Die Leukozyten unterteilen sich in Monozyten, Granulozyten sowie B- und T-Lymphozyten. Während ihres Reifeprozess im Knochenmark entsteht aus den B-Lymphozyten sogenannte Plasmazellen. Unter Einfluss der T-Lymphozyten entwickeln sich aus diesen Plasmazellen Antikörper gegen Erreger wie z.B. Viren, Bakterien und Pilzen.

Beim Plasmozytom ist die Produktion gestört, so dass die Plasmazellen keine Antikörper bilden können. Man spricht hierbei von Myelomzellen. Diese Myelomzellen verdrängen nach und nach die Plasmazellen im Knochenmark. Es kommt zu einer Störung des Immunsystems und somit zu einer erhöhten Anfälligkeit gegenüber Infektionskrankheiten.

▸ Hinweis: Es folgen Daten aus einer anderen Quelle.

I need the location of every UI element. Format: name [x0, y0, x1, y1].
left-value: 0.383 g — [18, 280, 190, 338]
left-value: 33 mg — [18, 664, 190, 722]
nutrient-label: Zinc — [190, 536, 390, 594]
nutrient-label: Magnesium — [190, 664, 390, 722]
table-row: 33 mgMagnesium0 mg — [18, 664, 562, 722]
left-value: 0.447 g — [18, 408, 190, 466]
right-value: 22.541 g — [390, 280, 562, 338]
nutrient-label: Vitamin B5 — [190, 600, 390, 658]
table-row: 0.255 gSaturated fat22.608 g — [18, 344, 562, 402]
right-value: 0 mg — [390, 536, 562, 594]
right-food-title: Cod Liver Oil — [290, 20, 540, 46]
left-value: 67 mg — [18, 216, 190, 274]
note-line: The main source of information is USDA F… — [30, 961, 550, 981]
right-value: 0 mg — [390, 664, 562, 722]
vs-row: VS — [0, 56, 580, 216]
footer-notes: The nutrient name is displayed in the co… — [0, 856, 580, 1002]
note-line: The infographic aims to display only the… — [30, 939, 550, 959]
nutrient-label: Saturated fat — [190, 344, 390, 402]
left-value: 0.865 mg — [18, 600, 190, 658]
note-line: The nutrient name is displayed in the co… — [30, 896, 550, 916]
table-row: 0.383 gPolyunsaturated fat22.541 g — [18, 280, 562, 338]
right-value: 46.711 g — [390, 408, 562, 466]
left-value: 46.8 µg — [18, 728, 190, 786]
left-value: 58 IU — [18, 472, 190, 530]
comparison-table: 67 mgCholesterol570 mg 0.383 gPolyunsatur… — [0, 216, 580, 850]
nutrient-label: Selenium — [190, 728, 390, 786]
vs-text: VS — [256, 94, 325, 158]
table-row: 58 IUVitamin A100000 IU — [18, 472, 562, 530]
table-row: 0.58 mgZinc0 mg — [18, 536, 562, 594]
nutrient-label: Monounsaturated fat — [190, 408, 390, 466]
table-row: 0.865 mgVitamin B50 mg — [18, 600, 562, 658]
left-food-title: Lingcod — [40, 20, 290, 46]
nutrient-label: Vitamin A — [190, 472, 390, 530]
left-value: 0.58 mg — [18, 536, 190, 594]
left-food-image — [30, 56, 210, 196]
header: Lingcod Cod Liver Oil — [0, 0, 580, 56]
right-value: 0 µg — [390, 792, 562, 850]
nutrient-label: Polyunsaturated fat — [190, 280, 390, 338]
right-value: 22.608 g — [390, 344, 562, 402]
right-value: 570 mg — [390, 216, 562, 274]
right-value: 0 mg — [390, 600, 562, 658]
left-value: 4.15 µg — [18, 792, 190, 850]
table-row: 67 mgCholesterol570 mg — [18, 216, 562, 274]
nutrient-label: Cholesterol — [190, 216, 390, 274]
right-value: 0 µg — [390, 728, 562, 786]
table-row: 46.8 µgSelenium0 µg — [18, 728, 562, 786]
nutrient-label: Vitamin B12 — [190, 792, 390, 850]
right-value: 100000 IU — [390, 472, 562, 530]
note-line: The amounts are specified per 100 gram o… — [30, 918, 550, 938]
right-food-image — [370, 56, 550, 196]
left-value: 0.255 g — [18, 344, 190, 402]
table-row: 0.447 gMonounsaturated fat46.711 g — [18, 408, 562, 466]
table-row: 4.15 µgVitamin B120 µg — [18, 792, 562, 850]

  • monoklonales Wachstum von immunglobulinproduzierender Zellen (Ig-M, Ig-G, Ig-D)

der B-Zell-Reihe

  • gehört zur Gruppe der lymphoproliferativen Erkrankungen und ist den NHL zuzuordnen
  • häufigster Tumor unter den lymphoproliferativen Erkrankungen der B-Zell-Reihe mit 42%
  • Histologie: monoklonaler B-Lymphozyten-Tumor mit diffuser oder multilokulärer Infiltration des Knochenmarks durch maligne Plasmazellen
  • Ursachen sind weitgehend unklar; Risiko durch ionisierende Strahlung erhöht; diskutiert wird die permanente Stimulation der B-Zellen durch chronische Infekte
  • auch lassen sich wie bei anderen NHL chromosomale Veränderungen bei etwa 30 – 40% der Plasmozytompatienten nachweisen (z. B. 13q-)
  • typisch ist eine sehr langsame Tumorverdopplungszeit (4-6 Monate) nach klinischer Manifestation im Vergleich mit der Generationszeit von Plasmazellen (< 72 Stunden)
  • klinisch diagnostizierbar erst ab einer Größe von 1010 bis 5 x 1011 Zellen, dann sind jedoch schon mehr als zwei Drittel der gesamten Wachstumszeit verstrichen
  • 68% der Plasmozytome haben eine monoklonale IgG- (23%), IgA- (0,7%) eine IgD- 0,02% eine IgE- Gammopathie
  • Bence-Jones-Plasmozytome, etwa 7%, bilden nur Bence-Jones-Proteine
  • besondere Bedeutung der Diagnostik des Bence-Jones-Proteins, eine Bence-Jones-Proteinurie tritt bei 40 – 60% der Plasmozytompatienten auf, diese haben eine schlechtere Prognose
  • auch die Eiweißelektrophorese und die damit verbundene Vermehrung des Gesamteiweißes im Blut, es kommt zu einer Zuname der Viskosität; Gefahr des Hyperviskositätssyndrom
  • Ablagerung der Immunglobuline in unterschiedlichen Organen und Geweben aufgrund der enormen Immunglobulinvermehrung (= Amyloidose)
  • charakteristisch sind Proteinurie und Nierenfunktionsstörungen bis hin zur Niereninsuffizienz (50% der Patienten)
  • die pathologischen Immunglobuline spielen keine Rolle bei der Infektabwehr, jedoch werden die normalen Immunglobuline verdrängt und *es besteht ein mehr oder weniger ausgeprägtes Antikörpermangelsyndrom
  • in Folge dessen treten gehäuft bakterielle Infektionen der Lungen und des Harntraktes auf
  • zunehmen kommt auch die Knochenmarkinfiltration durch Tumorzellen hinzu, das normale Knochenmark wird verdrängt
  • zunehmende Anämie, Thrombopenie sowie Leukopenie folgen und der Immundefekt wird weiter verstärkt
  • die häufigste Todesursache: Niereninsuffizienz
  • zu generalisierten Osteopathien mit Osteolysen, Frakturen und Knochenschmerzen kommt es durch die Tumorinfiltration im Knochenmark
  • eine tumorbedingte Hyperkalzämie kann die Folge sein
  • sehr selten sind extramedullär (außerhalb des Knochenmarks) auftretende Plasmozytome etwa 4%

In fortgeschrittenen Fällen kommt es zu einer „leukämoiden Reaktion“. Hierunter versteht man die Ausschwemmung von Plasmazellen ins Blut (Plasmazellleukämie). Diese Form der Erkrankung ist therapieresistent und rasch fortschreitend. Die mediane Überlebenszeit beträgt nur sechs Monate.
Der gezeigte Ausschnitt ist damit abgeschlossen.